Heart pounding, Patrik turned. Seathan’s men were making quick work of the English. Thank God. Now to find Cristina and Joneta.
Body aching, he wove forward. How far had they gone? Was either injured? Please let the impossible have happened, that neither be harmed.
Despite the blur of pain, adrenaline kept him moving. The forest rose up before him. He stumbled into the shadows, fighting to stay conscious.
“Cristina!” His feeble call echoed into the woods as if a poor jest against the battle raging beyond. “Cristina!”
Shadows clung to him as he entered the forest, the sodden leaves smearing the drips of blood staining his tunic.
“Retreat!” someone shouted in the distance.
Patrik turned. Through the breaks in the trees, he caught flickers of the English knights fleeing toward the opposite side of the field.

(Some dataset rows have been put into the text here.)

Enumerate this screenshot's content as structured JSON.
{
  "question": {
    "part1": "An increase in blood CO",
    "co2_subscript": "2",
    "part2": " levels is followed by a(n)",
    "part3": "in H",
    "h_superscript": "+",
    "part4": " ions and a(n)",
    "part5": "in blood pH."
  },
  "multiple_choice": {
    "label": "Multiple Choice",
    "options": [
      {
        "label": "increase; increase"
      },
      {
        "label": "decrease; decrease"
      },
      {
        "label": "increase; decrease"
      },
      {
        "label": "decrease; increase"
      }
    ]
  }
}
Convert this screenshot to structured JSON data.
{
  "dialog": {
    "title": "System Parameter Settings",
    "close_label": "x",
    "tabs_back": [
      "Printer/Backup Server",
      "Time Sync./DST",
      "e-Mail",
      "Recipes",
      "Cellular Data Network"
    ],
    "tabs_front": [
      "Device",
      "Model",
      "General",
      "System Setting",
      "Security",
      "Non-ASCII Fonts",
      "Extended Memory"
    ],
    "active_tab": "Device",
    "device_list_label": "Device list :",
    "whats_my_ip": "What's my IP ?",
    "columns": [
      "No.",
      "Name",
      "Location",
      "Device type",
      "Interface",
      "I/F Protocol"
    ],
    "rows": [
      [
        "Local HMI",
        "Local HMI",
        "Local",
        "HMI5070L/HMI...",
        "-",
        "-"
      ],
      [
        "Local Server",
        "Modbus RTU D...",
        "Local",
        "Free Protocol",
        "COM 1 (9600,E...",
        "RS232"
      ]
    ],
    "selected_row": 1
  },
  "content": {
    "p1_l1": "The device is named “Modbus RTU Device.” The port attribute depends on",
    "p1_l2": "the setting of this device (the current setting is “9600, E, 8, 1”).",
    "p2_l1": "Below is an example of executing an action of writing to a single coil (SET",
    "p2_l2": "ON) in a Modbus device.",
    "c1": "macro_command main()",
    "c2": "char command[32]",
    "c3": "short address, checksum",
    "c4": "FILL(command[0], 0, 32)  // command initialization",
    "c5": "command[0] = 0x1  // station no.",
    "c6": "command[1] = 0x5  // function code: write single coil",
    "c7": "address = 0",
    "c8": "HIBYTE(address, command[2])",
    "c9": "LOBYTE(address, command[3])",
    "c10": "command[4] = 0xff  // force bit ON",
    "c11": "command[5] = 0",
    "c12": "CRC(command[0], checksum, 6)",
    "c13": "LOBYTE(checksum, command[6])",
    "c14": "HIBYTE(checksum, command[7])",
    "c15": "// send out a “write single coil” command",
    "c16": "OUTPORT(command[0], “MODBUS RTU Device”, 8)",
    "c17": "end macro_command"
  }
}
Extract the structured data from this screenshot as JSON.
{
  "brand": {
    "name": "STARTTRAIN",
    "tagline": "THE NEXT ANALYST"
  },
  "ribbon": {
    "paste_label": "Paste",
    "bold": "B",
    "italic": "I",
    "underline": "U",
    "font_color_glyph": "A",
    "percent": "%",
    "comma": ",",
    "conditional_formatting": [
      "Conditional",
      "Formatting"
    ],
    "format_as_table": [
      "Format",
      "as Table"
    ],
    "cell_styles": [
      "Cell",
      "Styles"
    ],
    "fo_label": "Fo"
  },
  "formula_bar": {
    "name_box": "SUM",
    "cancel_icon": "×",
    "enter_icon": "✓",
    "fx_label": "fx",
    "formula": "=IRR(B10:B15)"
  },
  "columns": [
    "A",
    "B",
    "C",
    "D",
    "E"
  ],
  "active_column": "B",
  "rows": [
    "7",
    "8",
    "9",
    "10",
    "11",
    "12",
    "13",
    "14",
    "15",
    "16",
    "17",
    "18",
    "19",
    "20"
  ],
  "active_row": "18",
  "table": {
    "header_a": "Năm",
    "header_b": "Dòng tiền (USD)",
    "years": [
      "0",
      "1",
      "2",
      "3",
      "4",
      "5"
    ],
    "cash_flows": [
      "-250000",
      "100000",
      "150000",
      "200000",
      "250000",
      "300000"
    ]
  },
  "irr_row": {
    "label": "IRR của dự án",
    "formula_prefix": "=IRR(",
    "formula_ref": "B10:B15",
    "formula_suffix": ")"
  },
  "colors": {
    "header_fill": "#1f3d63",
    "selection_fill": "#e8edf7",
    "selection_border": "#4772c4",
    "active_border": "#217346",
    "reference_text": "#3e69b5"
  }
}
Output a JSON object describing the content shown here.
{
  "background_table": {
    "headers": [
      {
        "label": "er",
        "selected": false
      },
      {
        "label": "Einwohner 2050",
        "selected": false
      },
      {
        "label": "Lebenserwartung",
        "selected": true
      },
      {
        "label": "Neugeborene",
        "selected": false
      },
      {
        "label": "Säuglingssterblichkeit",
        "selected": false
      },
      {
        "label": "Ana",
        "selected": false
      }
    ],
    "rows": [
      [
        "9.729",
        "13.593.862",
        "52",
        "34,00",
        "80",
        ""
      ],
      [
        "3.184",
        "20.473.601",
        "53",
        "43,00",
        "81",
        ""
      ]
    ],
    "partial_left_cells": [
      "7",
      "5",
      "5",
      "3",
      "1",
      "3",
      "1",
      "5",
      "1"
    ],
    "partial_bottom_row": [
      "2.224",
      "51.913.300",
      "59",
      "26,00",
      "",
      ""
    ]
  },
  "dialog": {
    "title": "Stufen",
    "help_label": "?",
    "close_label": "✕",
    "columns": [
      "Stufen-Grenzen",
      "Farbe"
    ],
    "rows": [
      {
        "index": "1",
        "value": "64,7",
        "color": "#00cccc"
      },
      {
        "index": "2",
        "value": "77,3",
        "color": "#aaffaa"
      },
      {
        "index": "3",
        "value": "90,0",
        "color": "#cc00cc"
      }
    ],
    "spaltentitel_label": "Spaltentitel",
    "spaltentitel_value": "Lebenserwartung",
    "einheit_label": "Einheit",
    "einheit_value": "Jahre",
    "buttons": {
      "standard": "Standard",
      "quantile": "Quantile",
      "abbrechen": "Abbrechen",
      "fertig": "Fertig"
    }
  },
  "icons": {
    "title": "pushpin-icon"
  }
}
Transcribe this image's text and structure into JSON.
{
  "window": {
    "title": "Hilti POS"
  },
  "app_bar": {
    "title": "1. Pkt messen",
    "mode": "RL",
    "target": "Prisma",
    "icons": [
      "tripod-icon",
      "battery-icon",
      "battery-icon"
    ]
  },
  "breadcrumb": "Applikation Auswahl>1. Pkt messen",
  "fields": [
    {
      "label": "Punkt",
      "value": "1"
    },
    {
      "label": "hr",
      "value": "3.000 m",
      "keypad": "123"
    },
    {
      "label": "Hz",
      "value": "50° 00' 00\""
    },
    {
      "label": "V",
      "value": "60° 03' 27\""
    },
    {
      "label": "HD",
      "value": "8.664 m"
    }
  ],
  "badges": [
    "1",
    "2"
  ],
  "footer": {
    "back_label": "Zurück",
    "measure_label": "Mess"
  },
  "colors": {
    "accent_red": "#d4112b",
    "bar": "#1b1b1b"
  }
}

A war cry rose as several of Seathan’s knights gave chase, the rebels fading into the sea of green. The remainder of Seathan’s contingent cantered toward the burning home where Patrik had left Fergus to aid his wife. His brother would ensure they were well tended.
Patrik turned, shoved away a limb.
A child’s whimper echoed ahead.
He pushed forward. “Cristina?”
“Patrik?”
The relief in her voice soothed his ragged emotions. He stumbled forward.
From behind a thicket, she stood, Joneta in her arms, an arrow shaft extending from the folds of the child’s clothing.
God no! “Joneta?”
“Is fine.” With the child cradled against her, Cristina walked from the brush, tears streaking through the grime and smear of blood upon her cheeks. “When I first saw her, I-I thought the same. The arrow hit the doll’s wooden chest.” A weak smile wobbled on her lips. “Joneta would not let her go.”
“Mama,” the child whimpered.
Cristina pressed a kiss upon the girl’s brow. “’Tis fine.” She sent Patrik a questioning glance, her fear easy to read.
He nodded. “They are alive.”
“Thank God. I—” Her face paled. “You are hurt.”
“A wee bit.”
She shot him a scowl. “’Tis more than a bit. I will tend to you once we return to the cottage.”
“It is gone.”
The stark emptiness of Patrik’s words impaled Emma. Heartsick, she stared through the trees, where smoke swirled in heartless abandon as flames devoured this family’s home. Despite war and tragedy, happiness had bloomed there.
Until now.
All her life she’d known emptiness and hurt; she’d learned to bury her emotions deep, to forbid herself to feel or care. But Patrik had changed that. Now, ’twould seem the storm of emotions he’d unleashed would consume her, strip away her well-built defenses.
Emma clutched the child tight. The man she loved was wounded and bleeding, a family destroyed. Her anger grew. Fergus and Marie had given the English naught but water and food. Their payment, destruction of their home.
Tears burned her eyes, but she pushed them away. This was war. What the English delivered this day but a token of what her betrayal of Patrik would bring. At thoughts of her vow to Sir Cressingham, nausea swirled in her gut.
Joneta buried her face against Emma’s neck, the child’s tears hot against her skin. “I want Mama.”
“I know.” At least the girl’s parents lived. Joneta didn’t yet understand that family was the greatest gift, a treasure neither time nor money could buy. Emma knelt and set the girl before her on a moss-coated rock. In a deft move, she removed the arrow from the doll and handed it back to the child. “We will take you to—”
The thrum of hooves rumbled. Branches cracked.
Emma looked back. She swept Joneta into her arms. “More knights!”
Patrik took in the oncoming riders. His body relaxed. “’Tis the rebels. We are safe.” But as the riders closed on them, his face paled.
If they were safe, then what was wrong? “Patrik?”
“Say naught,” he whispered.
On edge, Emma set the child down. “Joneta, go behind the tree. Hide there until I tell you to come out.”
“Nae,” Patrik said, pain edging his voice, “she is—” He blanched, pressed his shoulder. “—in no danger.”